Living in White Plains this past semester has made me realize that I can never actually live in a city. It isn’t even a huge metropolitan area and I know that I wouldn’t be able to handle a place like New York. Before this semester, the graduated-from-college image I had of myself was moving out of my family’s suburban home upstate, chipping away at my current novel as I look out the window of my apartment at Manhattan. As far-fetched as that dream was before, I’m glad that this is no longer what I want.
This semester is nearly over and there is nothing I would like to do more than sleep in my childhood bed and not have to constantly listen to firetruck sirens up down and down my street, car alarms and people being loud in general. I hate too much noise. I can’t write with too much noise. I no longer care that there is a Dunkin Donuts walking distance from this hotel (as well as a Barnes and Noble, Walmart, Panera Bread, and any store I can dream up). I need the ability to look out my window and be able to tell what season it is by the condition the trees are in. I need quality hiking locations walking distance from where I sleep at night. No. I will never settle down in New York or any resembling city.
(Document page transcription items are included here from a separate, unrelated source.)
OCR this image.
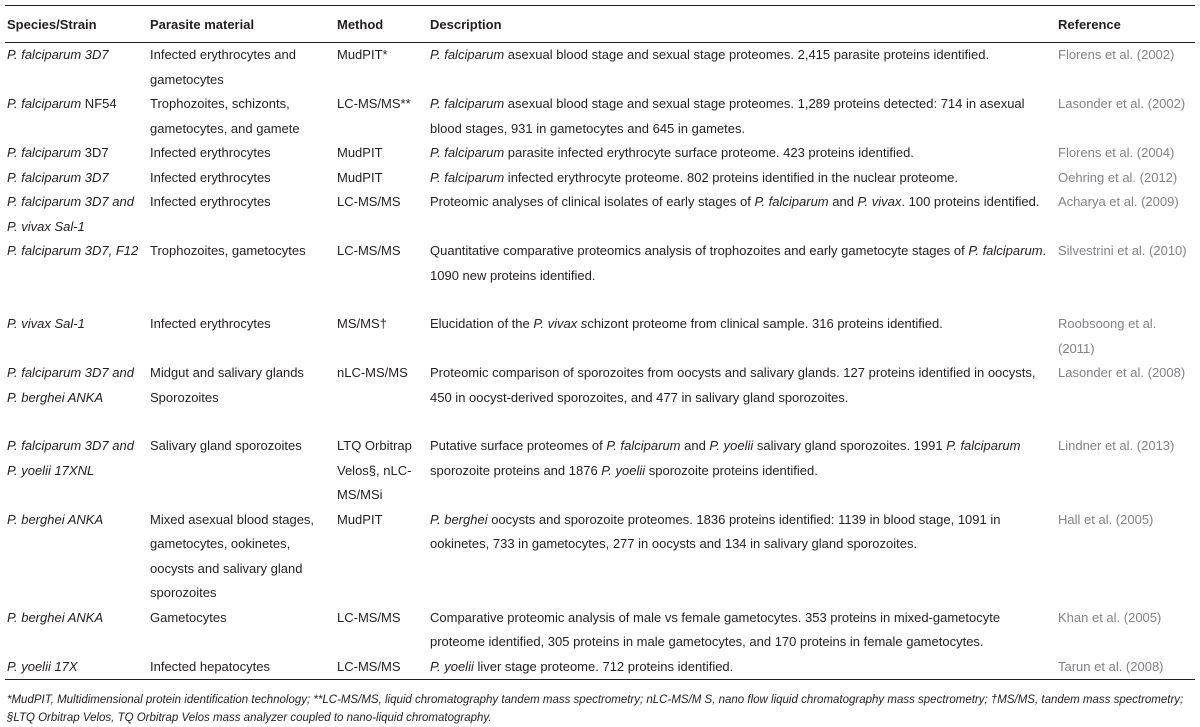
Species/Strain	Parasite material	Method	Description	Reference
P. falciparum 3D7	Infected erythrocytes and gametocytes	MudPIT*	P. falciparum asexual blood stage and sexual stage proteomes. 2,415 parasite proteins identified.	Florens et al. (2002)
P. falciparum NF54	Trophozoites, schizonts, gametocytes, and gamete	LC-MS/MS**	P. falciparum asexual blood stage and sexual stage proteomes. 1,289 proteins detected: 714 in asexual blood stages, 931 in gametocytes and 645 in gametes.	Lasonder et al. (2002)
P. falciparum 3D7	Infected erythrocytes	MudPIT	P. falciparum parasite infected erythrocyte surface proteome. 423 proteins identified.	Florens et al. (2004)
P. falciparum 3D7	Infected erythrocytes	MudPIT	P. falciparum infected erythrocyte proteome. 802 proteins identified in the nuclear proteome.	Oehring et al. (2012)
P. falciparum 3D7 and P. vivax Sal-1	Infected erythrocytes	LC-MS/MS	Proteomic analyses of clinical isolates of early stages of P. falciparum and P. vivax. 100 proteins identified.	Acharya et al. (2009)
P. falciparum 3D7, F12	Trophozoites, gametocytes	LC-MS/MS	Quantitative comparative proteomics analysis of trophozoites and early gametocyte stages of P. falciparum. 1090 new proteins identified.	Silvestrini et al. (2010)
P. vivax Sal-1	Infected erythrocytes	MS/MS†	Elucidation of the P. vivax schizont proteome from clinical sample. 316 proteins identified.	Roobsoong et al. (2011)
P. falciparum 3D7 and P. berghei ANKA	Midgut and salivary glands Sporozoites	nLC-MS/MS	Proteomic comparison of sporozoites from oocysts and salivary glands. 127 proteins identified in oocysts, 450 in oocyst-derived sporozoites, and 477 in salivary gland sporozoites.	Lasonder et al. (2008)
P. falciparum 3D7 and P. yoelii 17XNL	Salivary gland sporozoites	LTQ Orbitrap Velos§, nLC-MS/MSi	Putative surface proteomes of P. falciparum and P. yoelii salivary gland sporozoites. 1991 P. falciparum sporozoite proteins and 1876 P. yoelii sporozoite proteins identified.	Lindner et al. (2013)
P. berghei ANKA	Mixed asexual blood stages, gametocytes, ookinetes, oocysts and salivary gland sporozoites	MudPIT	P. berghei oocysts and sporozoite proteomes. 1836 proteins identified: 1139 in blood stage, 1091 in ookinetes, 733 in gametocytes, 277 in oocysts and 134 in salivary gland sporozoites.	Hall et al. (2005)
P. berghei ANKA	Gametocytes	LC-MS/MS	Comparative proteomic analysis of male vs female gametocytes. 353 proteins in mixed-gametocyte proteome identified, 305 proteins in male gametocytes, and 170 proteins in female gametocytes.	Khan et al. (2005)
P. yoelii 17X	Infected hepatocytes	LC-MS/MS	P. yoelii liver stage proteome. 712 proteins identified.	Tarun et al. (2008)
*MudPIT, Multidimensional protein identification technology; **LC-MS/MS, liquid chromatography tandem mass spectrometry; nLC-MS/M S, nano flow liquid chromatography mass spectrometry; †MS/MS, tandem mass spectrometry; §LTQ Orbitrap Velos, TQ Orbitrap Velos mass analyzer coupled to nano-liquid chromatography.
I’m currently living in White Plains because my school doesn’t have enough on-campus housing for transfer students, so they stuck one hundred new students in a luxury hotel in the city of White Plains, ten minutes from campus. Thankfully, next semester I will (finally) have my own dorm at the suburban school that I currently do not feel I am apart of. I won’t have to drive ten minutes every day in traffic just to get breakfast. My neighbors will actually be college students instead of the middle-aged business men that also live here. I will finally be able to meet people that aren’t just in my classes at Purchase.